2017 Piedmont Laureate, Poetry

“How can I know what I mean until I see what I say?” E. M. Forster once said. I believe we can do this best by writing. Write a draft. See what you’re trying to say to yourself. Play with the sound and language of it. Say it better, so it’s not just you talking to yourself, but you sharing what’s in your head and heart with other people in a way that inspires them to say, “That’s exactly what I felt. I just hadn’t figured out how to say it.”

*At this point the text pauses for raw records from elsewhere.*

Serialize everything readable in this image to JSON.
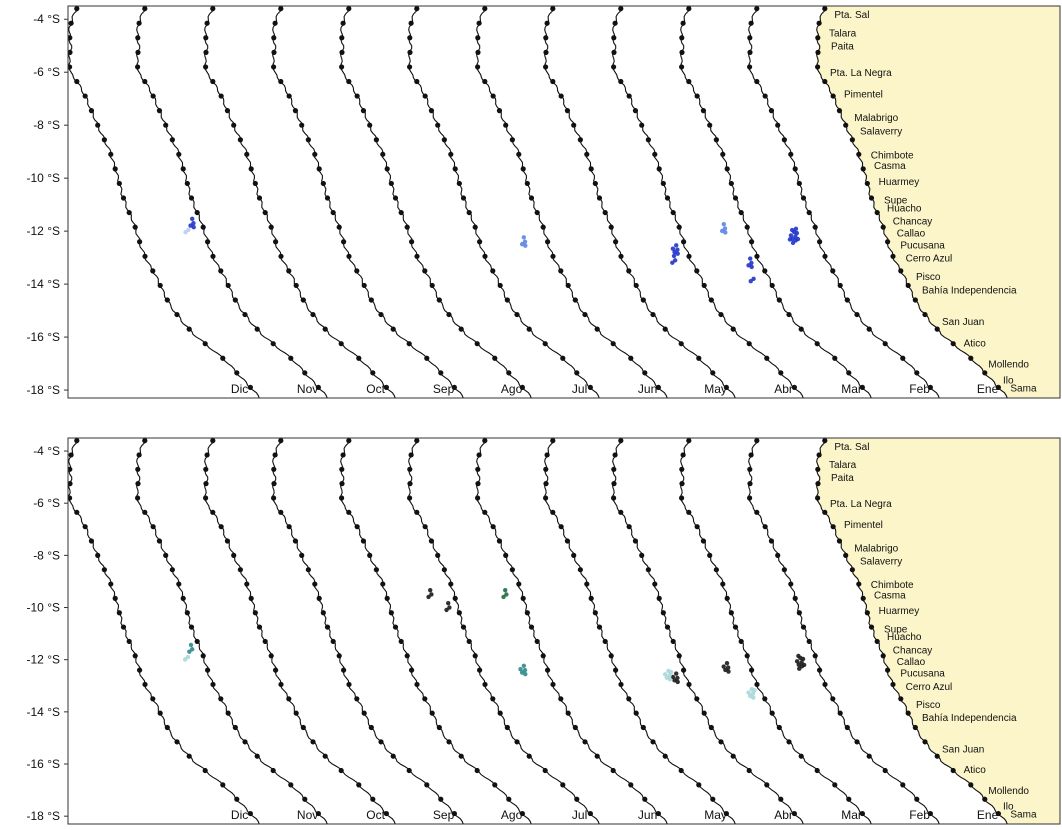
{
  "colors": {
    "land": "#fbf5c9",
    "coast": "#111111",
    "frame": "#333333",
    "top_catch": [
      "#1f34c9",
      "#5d84e6",
      "#b9ccf3"
    ],
    "bottom_catch": [
      "#1a1a1a",
      "#2f8a8a",
      "#a9d7d9",
      "#1f6b44"
    ]
  },
  "chart_data": {
    "type": "map",
    "lat_ticks": [
      "-4 °S",
      "-6 °S",
      "-8 °S",
      "-10 °S",
      "-12 °S",
      "-14 °S",
      "-16 °S",
      "-18 °S"
    ],
    "lat_values": [
      -4,
      -6,
      -8,
      -10,
      -12,
      -14,
      -16,
      -18
    ],
    "ylim": [
      -18.3,
      -3.5
    ],
    "months": [
      "Dic",
      "Nov",
      "Oct",
      "Sep",
      "Ago",
      "Jul",
      "Jun",
      "May",
      "Abr",
      "Mar",
      "Feb",
      "Ene"
    ],
    "towns": [
      {
        "name": "Pta. Sal",
        "lat": -3.8
      },
      {
        "name": "Talara",
        "lat": -4.5
      },
      {
        "name": "Paita",
        "lat": -5.0
      },
      {
        "name": "Pta. La Negra",
        "lat": -6.0
      },
      {
        "name": "Pimentel",
        "lat": -6.8
      },
      {
        "name": "Malabrigo",
        "lat": -7.7
      },
      {
        "name": "Salaverry",
        "lat": -8.2
      },
      {
        "name": "Chimbote",
        "lat": -9.1
      },
      {
        "name": "Casma",
        "lat": -9.5
      },
      {
        "name": "Huarmey",
        "lat": -10.1
      },
      {
        "name": "Supe",
        "lat": -10.8
      },
      {
        "name": "Huacho",
        "lat": -11.1
      },
      {
        "name": "Chancay",
        "lat": -11.6
      },
      {
        "name": "Callao",
        "lat": -12.05
      },
      {
        "name": "Pucusana",
        "lat": -12.5
      },
      {
        "name": "Cerro Azul",
        "lat": -13.0
      },
      {
        "name": "Pisco",
        "lat": -13.7
      },
      {
        "name": "Bahía Independencia",
        "lat": -14.2
      },
      {
        "name": "San Juan",
        "lat": -15.4
      },
      {
        "name": "Atico",
        "lat": -16.2
      },
      {
        "name": "Mollendo",
        "lat": -17.0
      },
      {
        "name": "Ilo",
        "lat": -17.6
      },
      {
        "name": "Sama",
        "lat": -17.9
      }
    ],
    "panels": [
      {
        "catch_clusters": [
          {
            "month": "Nov",
            "lat": -11.7,
            "size": 4,
            "color": 0
          },
          {
            "month": "Nov",
            "lat": -11.95,
            "size": 2,
            "color": 2
          },
          {
            "month": "Jun",
            "lat": -12.4,
            "size": 4,
            "color": 1
          },
          {
            "month": "Abr",
            "lat": -12.7,
            "size": 5,
            "color": 0
          },
          {
            "month": "Abr",
            "lat": -13.1,
            "size": 3,
            "color": 0
          },
          {
            "month": "Mar",
            "lat": -11.9,
            "size": 4,
            "color": 1
          },
          {
            "month": "Mar",
            "lat": -13.2,
            "size": 4,
            "color": 0
          },
          {
            "month": "Mar",
            "lat": -13.8,
            "size": 2,
            "color": 0
          },
          {
            "month": "Feb",
            "lat": -12.2,
            "size": 11,
            "color": 0
          }
        ]
      },
      {
        "catch_clusters": [
          {
            "month": "Nov",
            "lat": -11.6,
            "size": 3,
            "color": 1
          },
          {
            "month": "Nov",
            "lat": -11.9,
            "size": 2,
            "color": 2
          },
          {
            "month": "Jul",
            "lat": -9.5,
            "size": 3,
            "color": 0
          },
          {
            "month": "Jul",
            "lat": -10.0,
            "size": 3,
            "color": 0
          },
          {
            "month": "Jun",
            "lat": -9.5,
            "size": 3,
            "color": 3
          },
          {
            "month": "Jun",
            "lat": -12.4,
            "size": 5,
            "color": 1
          },
          {
            "month": "Abr",
            "lat": -12.7,
            "size": 5,
            "color": 0
          },
          {
            "month": "Abr",
            "lat": -12.6,
            "size": 6,
            "color": 2
          },
          {
            "month": "Mar",
            "lat": -12.3,
            "size": 5,
            "color": 0
          },
          {
            "month": "Mar",
            "lat": -13.3,
            "size": 6,
            "color": 2
          },
          {
            "month": "Feb",
            "lat": -12.1,
            "size": 9,
            "color": 0
          }
        ]
      }
    ]
  }
}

Mimi Herman in YosemiteMimi Herman is a Kennedy Center teaching artist, director of the United Arts Council Arts Integration Institute, and a writer and editor. Since 1990, she has engaged over 25,000 students in writing residencies, as well as designing and providing professional development in arts integration for teaching artists, teachers and administrators throughout the country. She has taught in the Masters of Education and EdD programs at Lesley University and has been an associate editor for Teaching Artist Journal. Mimi holds a BA from UNC-CH and an MFA in Creative Writing from Warren Wilson College, and is the author of Logophilia and The Art of Learning. Her writing has appeared in Michigan Quarterly Review, Shenandoah, Crab Orchard Review, The Hollins Critic, Main Street Rag, Prime Number Magazine and other journals. She has performed her poetry and fiction at venues ranging from Why There Are Words in Sausalito, California to Symphony Space in New York City. With her partner, John Yewell, she offers Writeaways writing retreats for writers in France, Italy and North Carolina. You can find her at http://www.mimiherman.com and at http://www.writeaways.com.

REFLECTIONS

On education and the arts:

In recent years, we in North Carolina have been particularly focused on excellence in education. We want the best for our children. We want to keep them in school and help them learn the most they can. And as we test new possibilities, we’re discovering what we’ve suspected all along: the arts are essential to our students’ education. At one point in time, we thought of arts as extras the power locks and automatic windows on the vehicle of education. But now we’re seeing that the arts are the engine that drives the car. Students get out of bed in the morning excited to be going to school where they’ll be sculpting, dancing, painting, singing, acting and writing. Some students, for the first time in their lives, are discovering that they want to learn. Education is about a lot of things: creating good citizens, opening students’ minds, helping us learn more about the world in which we live, passing on our heritage…. Arts programs have real effects in the real world. They use the resources of dedicated artists, educators and arts organizations, together with the talents and intelligence found in every student in every school in our state. They enable students to experience the joy of the creative process while reinforcing learning in other curriculum areas: language arts, math, social studies, science, physical education.